Descending Triangle

The Descending Triangle is typically a bearish continuation pattern — the mirror image of the Ascending Triangle. It features a flat horizontal support line at the bottom and a declining resistance trendline at the top. Each successive high is lower, showing that sellers are increasingly aggressive, while buyers defend the same support level. The pattern usually resolves with a downside breakout once selling pressure finally overwhelms the support.

Descending Triangle pattern diagram — flat bottom support line with declining upper resistance trendline converging, breakout arrow pointing downward

Pattern Anatomy

  • Flat support line: A horizontal level where price has bounced at least 2 times (ideally 3+), forming a clearly visible floor
  • Declining resistance: A downward-sloping trendline connecting at least 2 lower highs, showing sellers stepping in at progressively lower prices
  • Converging lines: The flat support and declining resistance converge toward each other, compressing price into a narrowing range
  • Price compression: As the triangle matures, each swing gets smaller and volatility contracts — a sign that a breakout is approaching
  • Breakout timing: The breakout typically occurs about 2/3 to 3/4 of the way through the triangle (measured from the first high to the apex where the lines would meet)

How to Trade

  • Entry: Enter short (or sell) on a confirmed breakdown below the flat support line.
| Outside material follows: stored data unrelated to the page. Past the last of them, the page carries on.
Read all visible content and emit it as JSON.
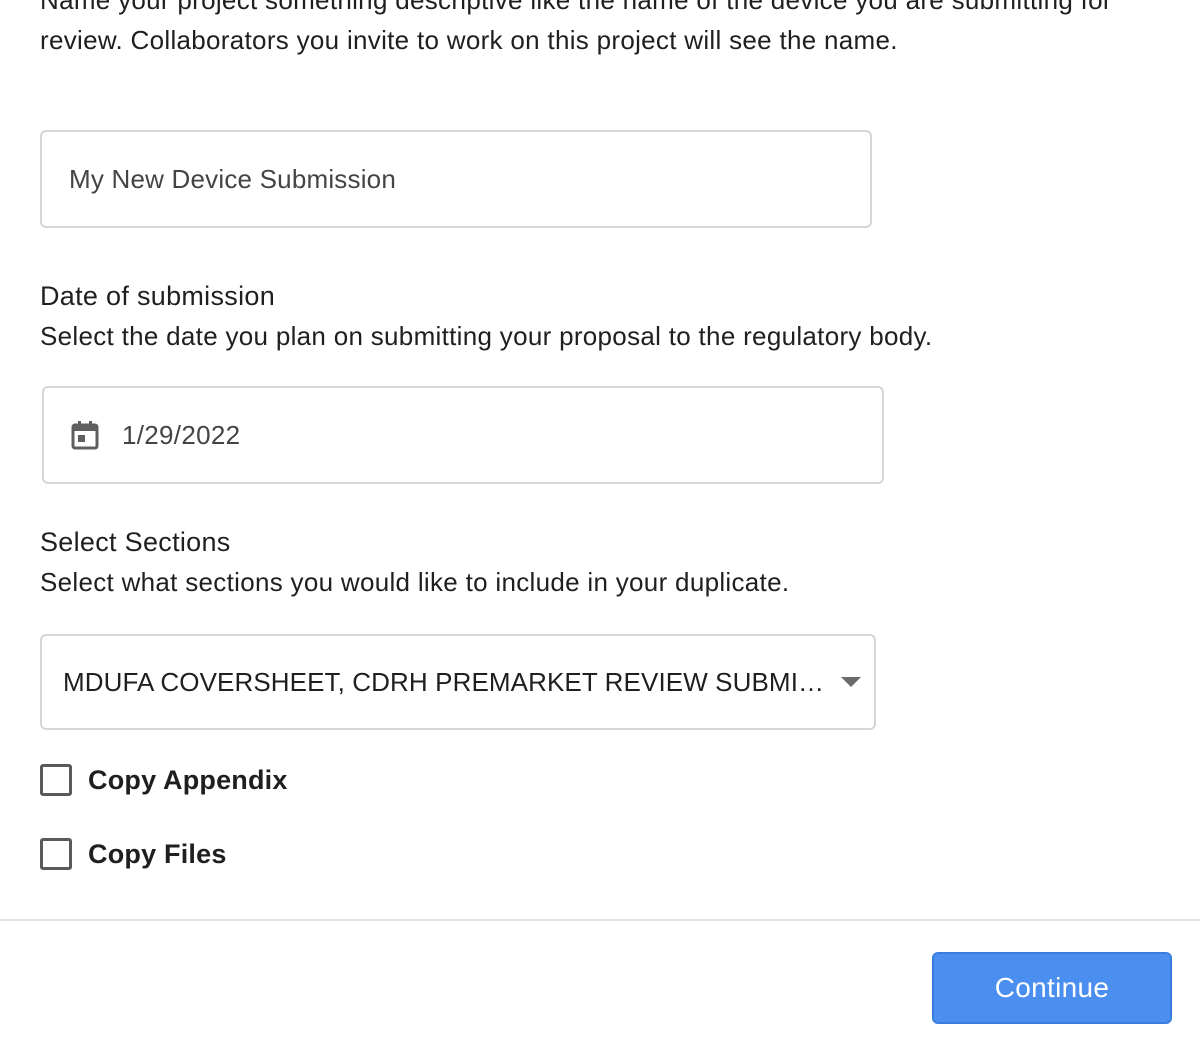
{
  "project_name": {
    "description": "Name your project something descriptive like the name of the device you are submitting for review. Collaborators you invite to work on this project will see the name.",
    "value": "My New Device Submission"
  },
  "submission_date": {
    "title": "Date of submission",
    "description": "Select the date you plan on submitting your proposal to the regulatory body.",
    "value": "1/29/2022",
    "icon": "calendar-icon"
  },
  "sections": {
    "title": "Select Sections",
    "description": "Select what sections you would like to include in your duplicate.",
    "selected_value": "MDUFA COVERSHEET, CDRH PREMARKET REVIEW SUBMISSION COVER SHEET",
    "icon": "chevron-down-icon"
  },
  "options": {
    "copy_appendix": {
      "label": "Copy Appendix",
      "checked": false
    },
    "copy_files": {
      "label": "Copy Files",
      "checked": false
    }
  },
  "footer": {
    "continue_label": "Continue",
    "accent_color": "#4a8ef0"
  }
}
Wait for a candle to close below support, not just an intraday breach — false breakdowns are common
  • Volume confirmation: Ideally the breakdown candle has above-average volume, confirming genuine selling pressure rather than a thin-market dip
  • Measured move target: Measure the height of the triangle (from the first high to the flat support line) and project that distance downward from the breakout point — this gives a minimum price target
  • Stop loss: Place a stop above the last lower high inside the triangle, or above the declining resistance trendline for a wider stop
  • Retest: Price sometimes breaks below support, rallies back to "retest" the underside of the broken support (which may now act as resistance), then continues lower — this can offer a second entry point

Why It's Bearish

The descending triangle tells a story of shifting power between buyers and sellers:

  • Lower highs = sellers stepping in earlier each time. After each bounce off support, the rally fails at a lower price than before. This means sellers are increasingly eager to sell and aren't willing to wait for higher prices.
  • Buyers defend the same level but are under growing pressure. The flat support shows that a group of buyers considers this price attractive — but each time they push price up, sellers knock it back down faster.
  • Eventually selling pressure overwhelms support. The lower highs show that sellers are gaining control. When buying interest at support finally dries up or gets exhausted, the floor gives way and price drops sharply.

Expert References

  • Edwards & Magee, Technical Analysis of Stock Trends — one of the earliest comprehensive treatments of triangle patterns. They classify the descending triangle as a bearish formation that tends to resolve to the downside, particularly when it appears in an existing downtrend.
  • Thomas Bulkowski, Encyclopedia of Chart Patterns — Bulkowski's statistical research found that descending triangles break downward approximately 64% of the time. He also documented that the measured move target is reached in roughly 54% of downside breakouts.
  • John Murphy, Technical Analysis of the Financial Markets — Murphy treats descending triangles as typically bearish and emphasizes the importance of volume declining as the pattern forms, then expanding on the breakout.

Controversy & Limitations

  • Upside breakouts happen ~36% of the time. Despite its bearish reputation, more than a third of descending triangles break upward according to Bulkowski's data. Traders who assume the outcome is guaranteed can get caught on the wrong side.
  • Context matters more than shape. A descending triangle that forms during a strong uptrend may actually be a bullish consolidation — the lower highs represent normal profit-taking within an intact uptrend, and the support level holds because the broader trend is still up.
  • False breakdowns are common. Price may briefly dip below support on an intraday basis, trigger stops, and then reverse higher. Waiting for a closing break and volume confirmation helps filter these out.
  • The pattern is subjective. Traders may disagree on where to draw the trendlines, how many touches are needed, and whether a particular formation truly qualifies as a descending triangle.